The Early Days of a Better Nation

Monday, January 31, 2005


Independence

'Nothing is more precious than independence and freedom.'

- Declaration of Independence, Democratic Republic of Vietnam.

Scottish nationalist Stuart Dickson explains his admirably broad range of links to Scottish political blogs:

I am not so interested in endless dialogue with the already converted, but I am fascinated by the thoughts and feelings of the unconverted. So let's start talking to each other, cos I really want to know why some people do not support self-government. It seems so obvious to me and SNP members that it is often hard to grasp why others are so hesitating. After all, independence is almost universally acknowledged to be a fine attribute in an individual, a housekeeping budget, a family or an enterprise; so why is it such a bad thing for a country to be independent?
Independence and self-government are fine things.
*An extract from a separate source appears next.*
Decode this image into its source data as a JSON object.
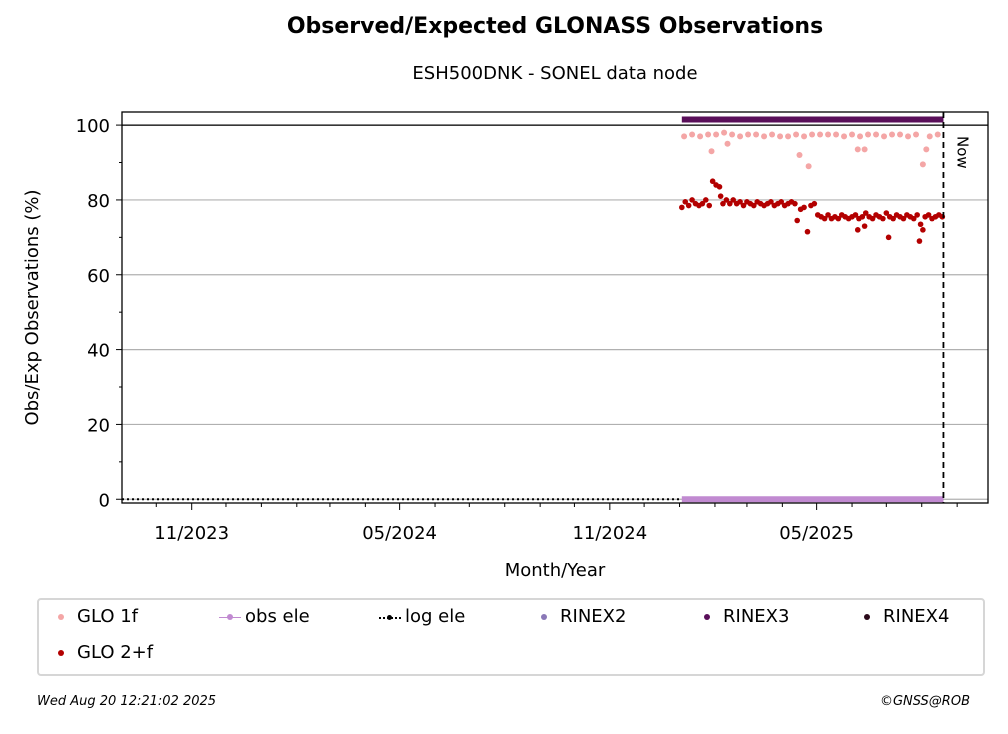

We already live in an independent, self-governing country. It's called Britain. The real question is why some of us think Scottish independence would be a bad thing. Here are my thoughts and feelings on the subject: I think it would be a disaster, and I feel about it nothing but dread.

Why?

Any ambitious Scot with a real talent for politics uses or develops it in British, not Scottish, politics. This applies to the SNP as much as to the others: every one of their big hitters is or was a Westminster MP. A politically ambitious Scot without much political talent goes into local or Scottish politics. Which lot are likely to form the government of an independent Scotland? Holyrood gives us the answer.

Most of the parties at Holyrood are in favour of a nanny-state smoking ban, restrictions on sectarian parades (restrictions whose inevitable consequence, civil liberties aside, would be to exacerbate sectarianism), and making it a crime to carry a penknife. In a normal country any one of these would be met with outrage. Not in Scotland.

The problem lies deeper than the quality of politicians. Independence would only improve matters if more of the Scottish people were to indeed acknowledge independence to be a fine attribute in an individual, and fewer were to regard it with as much enthusiasm as a tick regards sheep-dip.

There used to be a Scottish nationalist T-shirt slogan: 'England is foreign to me.' For myself, I'd prefer to be a true commonwealth's man. I refuse any politics that would make me a foreigner in England. I love England, I believe in England, I believe in the principles of the English Revolution: a revolution that Scotland started, and that in the ruins of Dunkeld, Scotland saved; that became America; and that a wider world will yet complete.

I look forward to the United Republic.